Do you make money buying "cheap" options, which I assume you mean low priced, not cheaply priced compared to market conditions? I know very few option buyiers of OTM optns that make money over time. You'll buy an option for $0.15. 80% of the time they never go up and expire worthless. 10% of the time, it will go up but not to your target, and on the way down you get lucky and break even or make a little money. In the times you're right and the stock goes your way, you're selling at $0.30 to $0.50 happy you made money, as that options runs up to $1.50 three days later. Does this sound familiar to anyone? 1245
Most of the OTM options I buy (they aren't insanely cheap, just cheap), I sell ITM ATM or for a higher premium. A very small percentage of them I watch them expire totally worthless, meaning I was wrong, as it should be, as I don't try to trick the game. I'm either right on direction and target or I'm not.

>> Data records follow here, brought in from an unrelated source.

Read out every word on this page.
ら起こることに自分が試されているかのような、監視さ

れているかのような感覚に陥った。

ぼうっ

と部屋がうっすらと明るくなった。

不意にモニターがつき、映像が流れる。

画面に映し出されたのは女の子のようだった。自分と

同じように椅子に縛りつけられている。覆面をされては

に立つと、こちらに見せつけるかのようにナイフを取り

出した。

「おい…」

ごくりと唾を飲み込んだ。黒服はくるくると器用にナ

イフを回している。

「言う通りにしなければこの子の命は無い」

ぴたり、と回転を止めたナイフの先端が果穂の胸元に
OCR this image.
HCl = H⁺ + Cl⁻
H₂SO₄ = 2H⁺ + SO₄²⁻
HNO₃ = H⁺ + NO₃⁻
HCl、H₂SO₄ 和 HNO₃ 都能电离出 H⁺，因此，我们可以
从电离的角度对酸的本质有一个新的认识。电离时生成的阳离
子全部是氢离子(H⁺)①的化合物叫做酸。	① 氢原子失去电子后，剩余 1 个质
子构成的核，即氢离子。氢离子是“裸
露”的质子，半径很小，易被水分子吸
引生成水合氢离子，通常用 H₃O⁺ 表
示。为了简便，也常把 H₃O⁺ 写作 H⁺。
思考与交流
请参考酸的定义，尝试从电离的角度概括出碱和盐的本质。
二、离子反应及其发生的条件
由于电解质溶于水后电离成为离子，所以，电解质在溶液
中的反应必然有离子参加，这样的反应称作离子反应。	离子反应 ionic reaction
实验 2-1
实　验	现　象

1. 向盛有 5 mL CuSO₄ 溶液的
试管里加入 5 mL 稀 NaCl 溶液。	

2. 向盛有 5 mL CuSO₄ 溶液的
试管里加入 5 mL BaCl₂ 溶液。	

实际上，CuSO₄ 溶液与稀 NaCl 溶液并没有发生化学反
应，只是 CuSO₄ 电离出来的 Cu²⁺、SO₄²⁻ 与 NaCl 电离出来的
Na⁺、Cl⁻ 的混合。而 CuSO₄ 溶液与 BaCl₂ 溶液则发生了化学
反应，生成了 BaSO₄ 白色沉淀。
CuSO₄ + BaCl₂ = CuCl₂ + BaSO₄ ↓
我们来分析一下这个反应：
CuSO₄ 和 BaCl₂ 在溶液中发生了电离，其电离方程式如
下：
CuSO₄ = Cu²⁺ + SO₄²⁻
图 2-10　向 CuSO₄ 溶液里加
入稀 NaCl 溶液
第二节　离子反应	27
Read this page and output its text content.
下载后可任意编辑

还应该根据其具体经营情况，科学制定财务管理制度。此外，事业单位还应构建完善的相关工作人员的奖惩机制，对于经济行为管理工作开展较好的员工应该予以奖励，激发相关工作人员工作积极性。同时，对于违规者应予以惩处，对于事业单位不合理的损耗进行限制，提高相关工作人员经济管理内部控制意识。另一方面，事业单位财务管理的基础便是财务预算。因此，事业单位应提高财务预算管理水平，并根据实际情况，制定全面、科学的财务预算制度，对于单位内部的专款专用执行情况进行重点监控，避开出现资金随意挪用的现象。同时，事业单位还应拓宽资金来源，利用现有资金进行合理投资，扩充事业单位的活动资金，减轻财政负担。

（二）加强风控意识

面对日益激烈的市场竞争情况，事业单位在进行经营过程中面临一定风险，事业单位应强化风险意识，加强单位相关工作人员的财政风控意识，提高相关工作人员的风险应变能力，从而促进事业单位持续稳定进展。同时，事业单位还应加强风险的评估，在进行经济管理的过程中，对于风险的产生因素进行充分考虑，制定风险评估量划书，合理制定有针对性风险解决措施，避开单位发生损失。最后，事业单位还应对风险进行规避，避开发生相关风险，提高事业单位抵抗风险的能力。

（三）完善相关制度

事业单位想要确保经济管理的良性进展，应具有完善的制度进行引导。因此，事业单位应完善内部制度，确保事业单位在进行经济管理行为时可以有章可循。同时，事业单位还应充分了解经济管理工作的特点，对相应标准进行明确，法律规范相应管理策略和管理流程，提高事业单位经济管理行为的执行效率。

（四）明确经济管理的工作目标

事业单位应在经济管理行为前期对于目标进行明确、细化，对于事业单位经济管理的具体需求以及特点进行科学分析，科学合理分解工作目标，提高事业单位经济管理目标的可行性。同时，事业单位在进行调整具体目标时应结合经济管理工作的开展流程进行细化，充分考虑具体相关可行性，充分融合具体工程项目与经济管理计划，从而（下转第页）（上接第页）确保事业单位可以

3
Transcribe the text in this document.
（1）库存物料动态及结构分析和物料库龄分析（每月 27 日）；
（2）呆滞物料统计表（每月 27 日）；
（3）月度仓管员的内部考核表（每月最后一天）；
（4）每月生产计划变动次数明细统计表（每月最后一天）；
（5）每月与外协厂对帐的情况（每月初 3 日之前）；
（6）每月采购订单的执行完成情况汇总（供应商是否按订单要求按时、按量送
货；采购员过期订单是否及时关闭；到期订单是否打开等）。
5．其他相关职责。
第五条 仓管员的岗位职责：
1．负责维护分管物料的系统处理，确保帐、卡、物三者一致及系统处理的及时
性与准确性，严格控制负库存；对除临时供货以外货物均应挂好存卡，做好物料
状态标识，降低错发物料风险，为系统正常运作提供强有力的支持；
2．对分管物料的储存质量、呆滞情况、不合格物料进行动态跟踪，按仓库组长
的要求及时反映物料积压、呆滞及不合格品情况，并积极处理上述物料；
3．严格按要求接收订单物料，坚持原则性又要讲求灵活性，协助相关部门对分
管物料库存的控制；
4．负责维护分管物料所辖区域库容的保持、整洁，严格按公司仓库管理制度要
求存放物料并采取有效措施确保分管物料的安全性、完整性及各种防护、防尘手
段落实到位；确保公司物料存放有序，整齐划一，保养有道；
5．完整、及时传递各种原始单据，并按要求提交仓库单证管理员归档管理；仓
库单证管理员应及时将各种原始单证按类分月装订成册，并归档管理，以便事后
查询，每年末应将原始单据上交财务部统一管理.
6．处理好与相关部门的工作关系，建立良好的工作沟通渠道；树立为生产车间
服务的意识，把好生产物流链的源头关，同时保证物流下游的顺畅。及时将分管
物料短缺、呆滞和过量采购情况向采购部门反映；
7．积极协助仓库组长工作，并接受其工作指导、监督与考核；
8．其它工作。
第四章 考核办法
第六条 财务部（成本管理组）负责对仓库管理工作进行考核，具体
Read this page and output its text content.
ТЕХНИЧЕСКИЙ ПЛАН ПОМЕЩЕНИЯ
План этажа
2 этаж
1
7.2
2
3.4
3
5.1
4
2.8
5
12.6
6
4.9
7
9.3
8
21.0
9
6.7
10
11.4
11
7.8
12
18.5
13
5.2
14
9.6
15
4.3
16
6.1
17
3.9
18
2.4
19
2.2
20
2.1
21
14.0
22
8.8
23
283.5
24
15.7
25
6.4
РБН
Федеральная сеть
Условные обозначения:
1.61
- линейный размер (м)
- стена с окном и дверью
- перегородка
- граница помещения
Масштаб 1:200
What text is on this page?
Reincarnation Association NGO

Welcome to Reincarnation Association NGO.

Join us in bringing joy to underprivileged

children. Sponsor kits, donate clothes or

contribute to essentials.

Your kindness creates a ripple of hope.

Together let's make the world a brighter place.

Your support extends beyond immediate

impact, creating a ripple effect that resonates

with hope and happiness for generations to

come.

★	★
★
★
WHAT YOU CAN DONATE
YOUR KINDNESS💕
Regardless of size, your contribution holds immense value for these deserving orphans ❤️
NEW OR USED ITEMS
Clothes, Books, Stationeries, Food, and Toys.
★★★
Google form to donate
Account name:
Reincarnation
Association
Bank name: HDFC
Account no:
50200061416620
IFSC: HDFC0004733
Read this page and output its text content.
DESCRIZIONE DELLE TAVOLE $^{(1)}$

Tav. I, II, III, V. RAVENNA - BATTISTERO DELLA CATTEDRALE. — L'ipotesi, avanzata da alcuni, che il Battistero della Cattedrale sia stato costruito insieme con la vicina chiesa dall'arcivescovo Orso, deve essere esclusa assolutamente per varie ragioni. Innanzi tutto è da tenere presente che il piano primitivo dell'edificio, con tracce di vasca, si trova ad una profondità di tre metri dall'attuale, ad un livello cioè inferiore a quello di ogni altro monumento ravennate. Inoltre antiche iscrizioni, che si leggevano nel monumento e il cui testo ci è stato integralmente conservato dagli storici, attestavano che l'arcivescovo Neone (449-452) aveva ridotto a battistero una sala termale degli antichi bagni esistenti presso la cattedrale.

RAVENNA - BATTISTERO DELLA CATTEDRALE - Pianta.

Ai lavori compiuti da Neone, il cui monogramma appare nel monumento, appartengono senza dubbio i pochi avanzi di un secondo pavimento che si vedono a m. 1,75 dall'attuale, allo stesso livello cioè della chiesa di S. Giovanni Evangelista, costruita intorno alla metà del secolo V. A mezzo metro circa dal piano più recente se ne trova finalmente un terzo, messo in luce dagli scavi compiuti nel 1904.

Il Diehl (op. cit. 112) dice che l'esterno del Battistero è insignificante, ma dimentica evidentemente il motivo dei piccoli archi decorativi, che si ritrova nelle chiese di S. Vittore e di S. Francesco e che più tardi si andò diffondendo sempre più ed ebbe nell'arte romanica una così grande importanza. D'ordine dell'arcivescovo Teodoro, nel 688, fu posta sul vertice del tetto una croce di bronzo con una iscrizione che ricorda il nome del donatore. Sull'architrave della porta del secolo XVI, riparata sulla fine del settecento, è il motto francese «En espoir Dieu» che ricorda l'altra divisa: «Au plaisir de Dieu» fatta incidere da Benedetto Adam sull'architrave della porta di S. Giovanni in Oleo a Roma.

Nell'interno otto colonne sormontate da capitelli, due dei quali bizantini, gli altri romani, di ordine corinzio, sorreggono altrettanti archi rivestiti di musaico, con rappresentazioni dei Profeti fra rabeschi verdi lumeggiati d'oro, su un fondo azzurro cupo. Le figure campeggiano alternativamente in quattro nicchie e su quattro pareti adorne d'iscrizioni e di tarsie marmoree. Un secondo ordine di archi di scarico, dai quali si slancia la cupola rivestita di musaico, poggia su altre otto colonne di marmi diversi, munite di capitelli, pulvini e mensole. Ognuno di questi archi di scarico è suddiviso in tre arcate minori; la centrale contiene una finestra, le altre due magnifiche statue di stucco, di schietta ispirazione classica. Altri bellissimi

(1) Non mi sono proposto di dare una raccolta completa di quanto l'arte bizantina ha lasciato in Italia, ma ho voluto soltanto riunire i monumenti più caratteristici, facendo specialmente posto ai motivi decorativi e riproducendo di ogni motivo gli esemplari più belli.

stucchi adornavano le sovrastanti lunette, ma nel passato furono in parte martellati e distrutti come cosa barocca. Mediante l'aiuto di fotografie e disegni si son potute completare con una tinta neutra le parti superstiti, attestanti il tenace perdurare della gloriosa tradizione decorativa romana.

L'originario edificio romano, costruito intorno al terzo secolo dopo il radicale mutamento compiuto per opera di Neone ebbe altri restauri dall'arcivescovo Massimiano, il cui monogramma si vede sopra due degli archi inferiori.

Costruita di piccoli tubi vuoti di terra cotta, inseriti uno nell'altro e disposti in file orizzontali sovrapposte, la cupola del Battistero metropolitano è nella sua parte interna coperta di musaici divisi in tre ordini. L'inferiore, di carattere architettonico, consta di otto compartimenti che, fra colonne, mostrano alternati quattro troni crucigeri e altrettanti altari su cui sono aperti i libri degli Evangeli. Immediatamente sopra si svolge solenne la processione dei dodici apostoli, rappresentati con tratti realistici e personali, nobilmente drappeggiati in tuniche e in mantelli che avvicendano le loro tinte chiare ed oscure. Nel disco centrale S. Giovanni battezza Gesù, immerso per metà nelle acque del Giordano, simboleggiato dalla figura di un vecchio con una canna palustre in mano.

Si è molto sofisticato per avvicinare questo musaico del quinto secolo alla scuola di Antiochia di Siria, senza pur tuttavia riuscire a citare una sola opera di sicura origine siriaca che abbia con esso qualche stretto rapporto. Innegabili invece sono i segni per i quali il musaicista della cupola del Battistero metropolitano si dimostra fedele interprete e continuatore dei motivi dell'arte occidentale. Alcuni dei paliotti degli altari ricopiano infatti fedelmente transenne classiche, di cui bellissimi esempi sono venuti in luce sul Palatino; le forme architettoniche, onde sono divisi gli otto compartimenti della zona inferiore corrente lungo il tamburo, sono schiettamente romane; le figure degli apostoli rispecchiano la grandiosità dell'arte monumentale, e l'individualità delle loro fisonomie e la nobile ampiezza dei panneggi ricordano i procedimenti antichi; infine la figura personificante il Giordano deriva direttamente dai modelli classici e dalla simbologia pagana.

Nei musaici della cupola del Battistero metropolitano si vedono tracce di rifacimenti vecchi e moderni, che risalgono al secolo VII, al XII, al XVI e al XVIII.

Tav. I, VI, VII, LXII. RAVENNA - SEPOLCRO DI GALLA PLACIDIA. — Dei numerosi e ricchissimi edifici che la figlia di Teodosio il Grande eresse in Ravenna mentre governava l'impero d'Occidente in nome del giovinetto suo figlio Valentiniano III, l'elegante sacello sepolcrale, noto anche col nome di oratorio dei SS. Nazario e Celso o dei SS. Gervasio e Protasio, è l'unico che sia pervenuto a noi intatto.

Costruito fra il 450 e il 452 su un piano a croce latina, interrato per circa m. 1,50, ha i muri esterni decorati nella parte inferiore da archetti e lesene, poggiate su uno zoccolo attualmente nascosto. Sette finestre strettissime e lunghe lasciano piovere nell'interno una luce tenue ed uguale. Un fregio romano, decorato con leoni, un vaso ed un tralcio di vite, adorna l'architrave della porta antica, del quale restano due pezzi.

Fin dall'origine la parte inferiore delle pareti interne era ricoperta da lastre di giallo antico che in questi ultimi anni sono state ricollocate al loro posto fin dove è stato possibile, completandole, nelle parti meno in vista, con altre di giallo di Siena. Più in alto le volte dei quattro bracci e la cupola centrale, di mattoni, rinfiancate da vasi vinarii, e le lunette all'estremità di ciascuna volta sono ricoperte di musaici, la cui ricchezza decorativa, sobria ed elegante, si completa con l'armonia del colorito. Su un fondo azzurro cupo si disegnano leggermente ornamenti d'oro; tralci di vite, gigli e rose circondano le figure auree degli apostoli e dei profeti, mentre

Sure, but how does it compare to just buying the underlying wether it be stock or futures, the percent being right is bad, but the payoff to risk is very good ? no ?
There is nothing wrong with buying an ATM or ITM option rather than the underlying in a situation where the trade is short term and you want to lever up or just limit your risk. My suggestion is to never buy OTM optioons to open in a gamble that the stock might go that way. Over time, you'll be a loser. The worst thing that can happen is that you make money on the first few. You will gamble more over time and lose even more. 1245
I think it is important to understand that option trading is different than trading equities. You can buy a call, the stock can go up, and you can lose money. To make money over time, you need to put the odds in your favor. Sometimes that's buying vol and sometimes it selling vol. I find most of the time, if you wait for only selling opportunities, you increase your odds of making money. So, when I like a stock, I prefer to sell put spreads. Or, buy one atm call and sell two OTM calls. There are many ways to meet your strategy. I stick to net selling most of the time.
Out of a universe of maybe 50 quality companies you have a potential opportunity every three months for just a few of them to have a poor quarter creating a sell-off, then you can sell otm puts. The thing is the people buying the puts could be making more money than put sellers. They buy the stock when it sells off, buy an otm put from you, collect dividends over time to pay for that insurance and reap the rebound in share price. Almost everytime i made money shorting puts, I would have made more buying the stock, buying the put i sold, and holding the stock until it recovers. You both could win, option seller and option buyer. Its not necessarily a zero sum, it's only zero sum on the contract not necessarily overall. Its just the put seller isn't reliant on the stock recovering. Stock can languish and put seller still wins, stock goes up, put seller wins. Put seller takes less risk, earns less reward. Again this makes the assumption you are trading on companies with less risk of going to zero for all the tail-risk naysayers (WMT, PG, etc..). The reward is commensurate with the risk here. You could earn 10% per annum, they could double that, but need the stock to move up.